Upgrades on Track for Local Hatchery

This article appeared in The Issaquah Press, May 7, 1997

The new state construction budget adopted last week by the Legislature and signed by Gov. Gary Locke calls for the Issaquah Salmon Hatchery to receive nearly $3 million for major renovations.

The money will be used to construct new salmon-rearing raceways and fish-holding ponds, and to improve and expand visitor facilities. The hatchery, on five acres in downtown Issaquah, hosts more visitors each year than any other hatchery in the state.

“We’re extremely pleased that some much-needed improvements can now take place at this very important facility,” said Bern Shanks, director of the state Department of Fish and Wildlife.

“Not only is the hatchery key in terms of fish production, but it also serves as a major cultural and educational asset locally and for the entire State of Washington,” he added.

The work to be completed with the new money is part of a larger plan to upgrade the hatchery during the next several years. Built during the Depression, the hatchery was scheduled to be closed in 1994 because of state budget constraints.

However, city, county and state leaders, local teachers and area residents argued the hatchery was a major community asset and fought to keep it open.

A decision to keep it operating was made in 1995 after the city agreed to match $500,000 in state funds.

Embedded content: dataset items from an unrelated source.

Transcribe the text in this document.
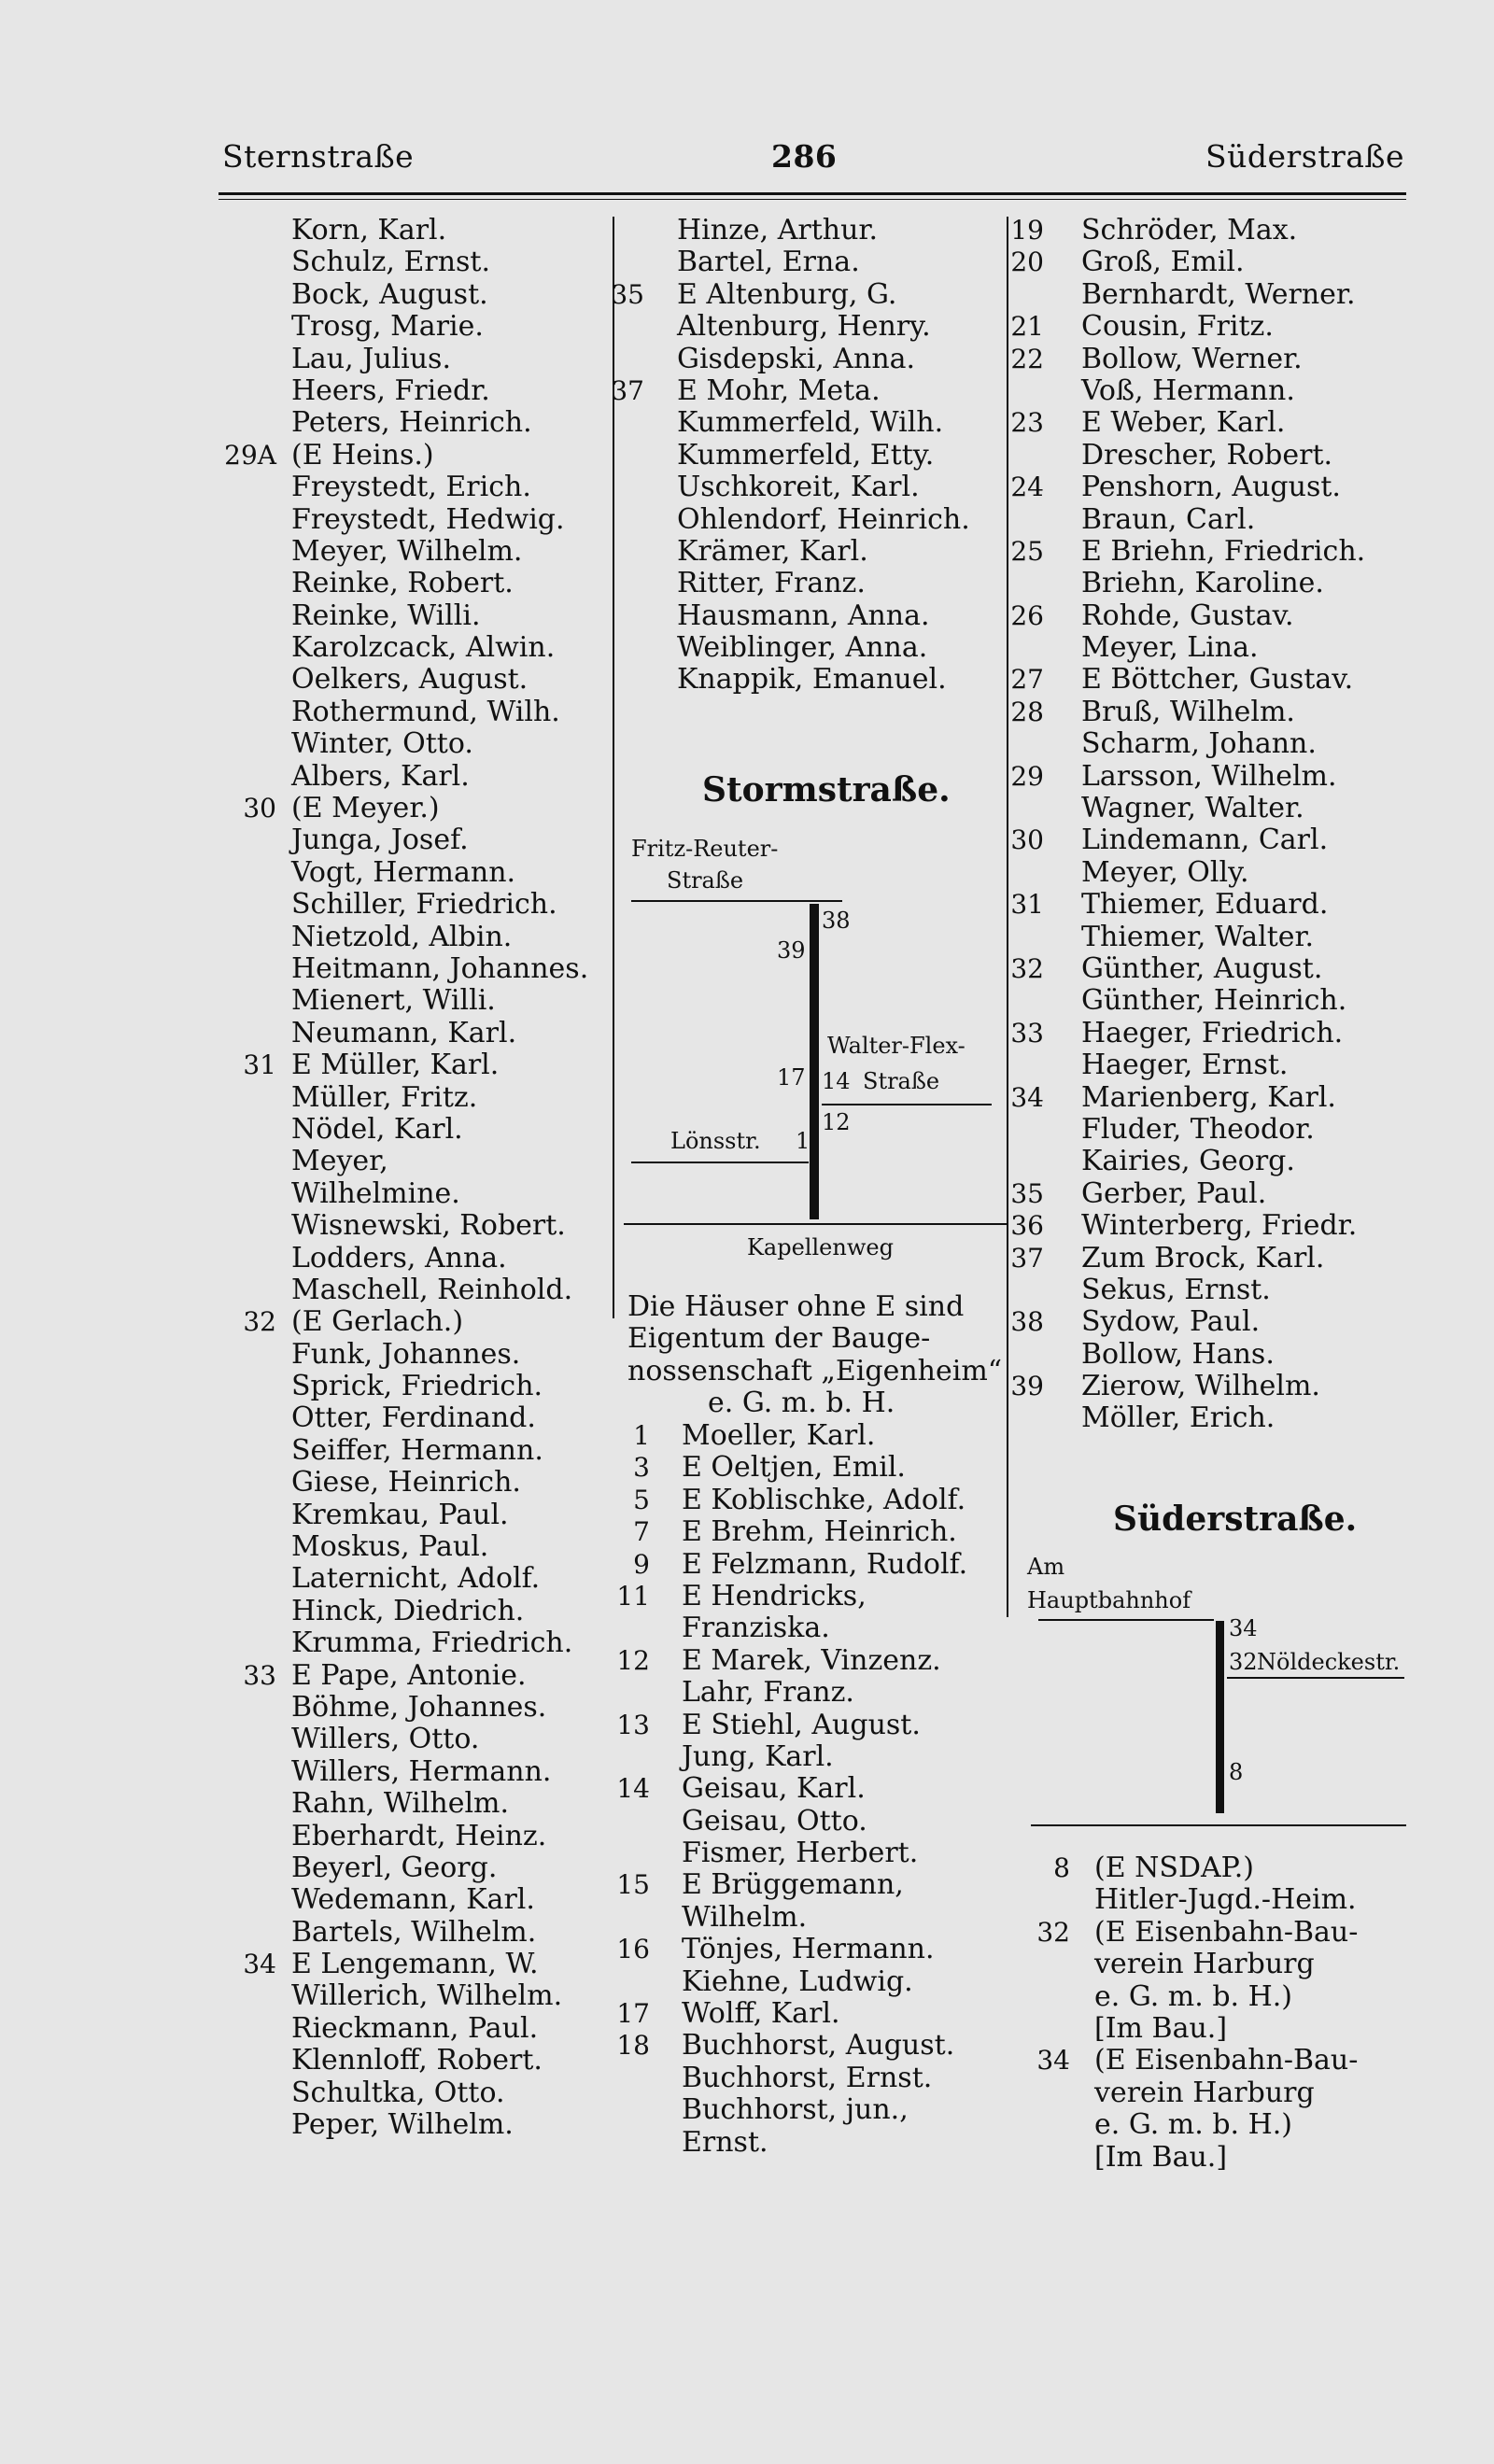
Sternstraße	286	Süderstraße
Korn, Karl.
Schulz, Ernst.
Bock, August.
Trosg, Marie.
Lau, Julius.
Heers, Friedr.
Peters, Heinrich.
29A (E Heins.)
Freystedt, Erich.
Freystedt, Hedwig.
Meyer, Wilhelm.
Reinke, Robert.
Reinke, Willi.
Karolzcack, Alwin.
Oelkers, August.
Rothermund, Wilh.
Winter, Otto.
Albers, Karl.
30 (E Meyer.)
Junga, Josef.
Vogt, Hermann.
Schiller, Friedrich.
Nietzold, Albin.
Heitmann, Johannes.
Mienert, Willi.
Neumann, Karl.
31 E Müller, Karl.
Müller, Fritz.
Nödel, Karl.
Meyer,
Wilhelmine.
Wisnewski, Robert.
Lodders, Anna.
Maschell, Reinhold.
32 (E Gerlach.)
Funk, Johannes.
Sprick, Friedrich.
Otter, Ferdinand.
Seiffer, Hermann.
Giese, Heinrich.
Kremkau, Paul.
Moskus, Paul.
Laternicht, Adolf.
Hinck, Diedrich.
Krumma, Friedrich.
33 E Pape, Antonie.
Böhme, Johannes.
Willers, Otto.
Willers, Hermann.
Rahn, Wilhelm.
Eberhardt, Heinz.
Beyerl, Georg.
Wedemann, Karl.
Bartels, Wilhelm.
34 E Lengemann, W.
Willerich, Wilhelm.
Rieckmann, Paul.
Klennloff, Robert.
Schultka, Otto.
Peper, Wilhelm.
Hinze, Arthur.
Bartel, Erna.
35 E Altenburg, G.
Altenburg, Henry.
Gisdepski, Anna.
37 E Mohr, Meta.
Kummerfeld, Wilh.
Kummerfeld, Etty.
Uschkoreit, Karl.
Ohlendorf, Heinrich.
Krämer, Karl.
Ritter, Franz.
Hausmann, Anna.
Weiblinger, Anna.
Knappik, Emanuel.
Stormstraße.
Fritz-Reuter-
Straße
38
39
Walter-Flex-
17 14 Straße
12
Lönsstr. 1
Kapellenweg
Die Häuser ohne E sind
Eigentum der Bauge-
nossenschaft „Eigenheim“
e. G. m. b. H.
1 Moeller, Karl.
3 E Oeltjen, Emil.
5 E Koblischke, Adolf.
7 E Brehm, Heinrich.
9 E Felzmann, Rudolf.
11 E Hendricks,
Franziska.
12 E Marek, Vinzenz.
Lahr, Franz.
13 E Stiehl, August.
Jung, Karl.
14 Geisau, Karl.
Geisau, Otto.
Fismer, Herbert.
15 E Brüggemann,
Wilhelm.
16 Tönjes, Hermann.
Kiehne, Ludwig.
17 Wolff, Karl.
18 Buchhorst, August.
Buchhorst, Ernst.
Buchhorst, jun.,
Ernst.
19 Schröder, Max.
20 Groß, Emil.
Bernhardt, Werner.
21 Cousin, Fritz.
22 Bollow, Werner.
Voß, Hermann.
23 E Weber, Karl.
Drescher, Robert.
24 Penshorn, August.
Braun, Carl.
25 E Briehn, Friedrich.
Briehn, Karoline.
26 Rohde, Gustav.
Meyer, Lina.
27 E Böttcher, Gustav.
28 Bruß, Wilhelm.
Scharm, Johann.
29 Larsson, Wilhelm.
Wagner, Walter.
30 Lindemann, Carl.
Meyer, Olly.
31 Thiemer, Eduard.
Thiemer, Walter.
32 Günther, August.
Günther, Heinrich.
33 Haeger, Friedrich.
Haeger, Ernst.
34 Marienberg, Karl.
Fluder, Theodor.
Kairies, Georg.
35 Gerber, Paul.
36 Winterberg, Friedr.
37 Zum Brock, Karl.
Sekus, Ernst.
38 Sydow, Paul.
Bollow, Hans.
39 Zierow, Wilhelm.
Möller, Erich.
Süderstraße.
Am
Hauptbahnhof
34
32 Nöldeckestr.
8
8 (E NSDAP.)
Hitler-Jugd.-Heim.
32 (E Eisenbahn-Bau-
verein Harburg
e. G. m. b. H.)
[Im Bau.]
34 (E Eisenbahn-Bau-
verein Harburg
e. G. m. b. H.)
[Im Bau.]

The money was used to install a new fish ladder and educational exhibits.

Last year, approximately six million coho and chinook salmon were raised at the hatchery.

Multi-role assistance
“I think everyone realizes and embraces not only the educational role this hatchery plays throughout the state and region, but also its role in restoring weak fish stocks in the Lake Washington watershed,” said Steve Bell, executive director of Friends of the Issaquah Salmon Hatchery, (FISH).

The 250-member non-profit group was formed to save the 51-year-old facility and advocate watershed stewardship. The organization provides free educational services to local schools and the public.

Money allocated in the state’s next biennial budget will be used to rebuild two adult salmon ponds, six raceways and a pollution-abatement pond. A commons area will be constructed on the hatchery’s south side, and an existing pedestrian footbridge over Issaquah Creek will be replaced with a new bridge capable of handling more people and light vehicles.

In addition, roof and window repairs will be made to the hatchery’s main building. The west end of the main building also will be renovated to better accommodate visitors and educational exhibits.

Future plans call for additional improvements to enhance fish production facilities, as well as the construction of an environmental education center.